We love our dogs to a ridiculous degree, and they are pretty spoiled, but they still have to carry their own weight. They each have a backpack which usually holds their kibble, collapsible bowls, booties, jackets, a few odds and ends like our bear bag rope, and then on the way out, our garbage. The packs are a little more like saddlebags, and they take some finessing to get just right. They are adjustable in all the right places and most quality brands have a sizing chart on their website. Our boys know that when the packs come out, some fun is in store. If you’re going on a multi-day hitch, you’ll have to play around with your packing arrangement to keep the weight even on both sides, so your dog isn’t running around with one side higher than the other, but it’s really quite easy and so worth it. The packs really can carry a lot and we certainly appreciate them.

Joey and Koda with packs

6. Sleeping arrangements

We keep our dogs in the tent with us at night. They both weigh around 50 lbs, and we have a fairly compact 2-person backpacking tent that we all fit into pretty comfortably. One of our dogs prefers to stretch out away from us, the other always snuggles up inside my sleeping bag with me. The reason we keep the boys in the tent is to keep them and the wildlife safe, and to keep them warm. They have pretty short fur, and they get very chilly. They would definitely freeze their tails off at night if they slept outside. We also don’t want them to patrol the tent site all night and get into mischief.

We do have some friends that let their dogs sleep outside the tent. Their pups are much fuzzier, MUCH larger, and are very happy to hunker down next to the tent and let nature be in the name of a good snooze. These dogs are the sort that prefer to spend all day out on the porch getting snowed on during the winter than come inside. Our boys are not that tough.
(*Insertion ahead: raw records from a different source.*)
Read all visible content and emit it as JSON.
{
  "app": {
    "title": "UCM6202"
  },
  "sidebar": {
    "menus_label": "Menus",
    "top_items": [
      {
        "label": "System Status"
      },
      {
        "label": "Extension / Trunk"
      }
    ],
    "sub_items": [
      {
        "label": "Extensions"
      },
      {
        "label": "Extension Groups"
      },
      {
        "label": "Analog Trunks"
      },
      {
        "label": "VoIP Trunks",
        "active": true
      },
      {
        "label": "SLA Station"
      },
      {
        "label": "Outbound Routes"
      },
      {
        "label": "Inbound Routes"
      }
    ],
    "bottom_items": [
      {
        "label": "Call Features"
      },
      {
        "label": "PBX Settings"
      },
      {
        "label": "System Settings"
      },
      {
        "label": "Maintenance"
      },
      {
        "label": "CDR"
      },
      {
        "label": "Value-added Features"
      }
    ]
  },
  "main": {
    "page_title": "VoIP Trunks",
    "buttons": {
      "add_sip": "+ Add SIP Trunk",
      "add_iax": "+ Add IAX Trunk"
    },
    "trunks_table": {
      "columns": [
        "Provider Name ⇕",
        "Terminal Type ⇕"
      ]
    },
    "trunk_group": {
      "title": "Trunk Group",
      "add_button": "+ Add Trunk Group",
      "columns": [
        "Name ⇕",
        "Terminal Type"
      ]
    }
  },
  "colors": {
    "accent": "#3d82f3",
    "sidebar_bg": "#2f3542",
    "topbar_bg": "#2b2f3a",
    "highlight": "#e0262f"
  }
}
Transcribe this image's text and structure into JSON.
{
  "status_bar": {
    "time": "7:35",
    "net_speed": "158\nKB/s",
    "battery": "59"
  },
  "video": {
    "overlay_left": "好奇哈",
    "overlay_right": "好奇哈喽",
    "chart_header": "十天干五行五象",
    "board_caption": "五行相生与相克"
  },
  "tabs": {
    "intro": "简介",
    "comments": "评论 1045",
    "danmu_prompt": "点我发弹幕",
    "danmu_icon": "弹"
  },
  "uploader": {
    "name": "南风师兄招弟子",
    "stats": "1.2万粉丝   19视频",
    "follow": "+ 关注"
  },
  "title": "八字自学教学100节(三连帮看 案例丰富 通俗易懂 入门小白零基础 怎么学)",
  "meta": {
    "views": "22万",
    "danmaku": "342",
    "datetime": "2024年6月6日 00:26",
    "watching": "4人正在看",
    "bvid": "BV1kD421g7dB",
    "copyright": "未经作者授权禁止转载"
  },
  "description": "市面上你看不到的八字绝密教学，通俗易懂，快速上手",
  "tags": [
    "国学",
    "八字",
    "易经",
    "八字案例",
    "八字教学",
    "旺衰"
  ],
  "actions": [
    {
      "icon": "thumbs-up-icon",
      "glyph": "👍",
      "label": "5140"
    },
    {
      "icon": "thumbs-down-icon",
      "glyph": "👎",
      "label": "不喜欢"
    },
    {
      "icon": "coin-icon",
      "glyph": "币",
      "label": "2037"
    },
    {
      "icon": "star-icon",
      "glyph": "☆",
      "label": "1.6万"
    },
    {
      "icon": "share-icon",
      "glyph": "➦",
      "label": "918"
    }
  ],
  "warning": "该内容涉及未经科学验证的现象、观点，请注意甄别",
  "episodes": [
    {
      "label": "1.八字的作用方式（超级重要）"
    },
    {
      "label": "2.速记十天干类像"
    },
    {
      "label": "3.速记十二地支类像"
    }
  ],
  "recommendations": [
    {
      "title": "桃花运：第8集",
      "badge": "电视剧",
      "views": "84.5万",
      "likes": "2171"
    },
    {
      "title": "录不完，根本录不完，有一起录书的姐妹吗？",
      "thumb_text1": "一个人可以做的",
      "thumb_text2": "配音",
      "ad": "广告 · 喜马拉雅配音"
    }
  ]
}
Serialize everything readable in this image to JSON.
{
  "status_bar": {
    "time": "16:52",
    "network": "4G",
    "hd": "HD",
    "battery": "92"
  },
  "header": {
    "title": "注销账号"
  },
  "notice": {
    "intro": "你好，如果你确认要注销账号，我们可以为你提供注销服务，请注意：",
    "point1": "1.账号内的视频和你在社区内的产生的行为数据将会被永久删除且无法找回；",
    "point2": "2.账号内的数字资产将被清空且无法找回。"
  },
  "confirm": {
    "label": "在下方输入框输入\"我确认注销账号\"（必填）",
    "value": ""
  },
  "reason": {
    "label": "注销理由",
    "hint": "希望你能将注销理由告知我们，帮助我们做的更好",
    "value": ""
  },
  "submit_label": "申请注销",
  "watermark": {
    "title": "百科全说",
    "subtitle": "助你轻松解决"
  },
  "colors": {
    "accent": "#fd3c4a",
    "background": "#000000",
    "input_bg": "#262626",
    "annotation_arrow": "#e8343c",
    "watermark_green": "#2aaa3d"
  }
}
Just be sure there is enough room for the whole gang to sleep comfortably in your tent, or think ahead about safely letting your dog sleep outside for the night. Nighttime temps can get very low, so don’t leave your buddy out there to freeze while you’re happy and warm in your sleeping bag.

7. LNT

Finally, everyone’s favorite topic. Poop. When out backpacking, we let our dogs do the deed without much worry. Our old boy Joey does have an affinity for pooping in the middle of the trail, so we of course get rid of it with a quick flick of a stick. Our other boy, Koda, is much more of a shy pooper, so he just disappears into the bushes to manage things on his own. However, when we are on more heavily used trails closer to civilization, we like to bag up their poops and toss them in the nearest bin. We opt for a biodegradable poop bag that works just fine. And please, if you’re going to scoop some poop, throw it away. There is no point in bagging it just to plop it on the ground or on top of the nearest fence post. Just toss it when you can.

As always, be courteous to your fellow adventurers, no matter the species. Be aware that not everyone loves being approached by a dog, no matter how friendly that dog may be. Try to preserve the flora and fauna and leave no trace as best as you can!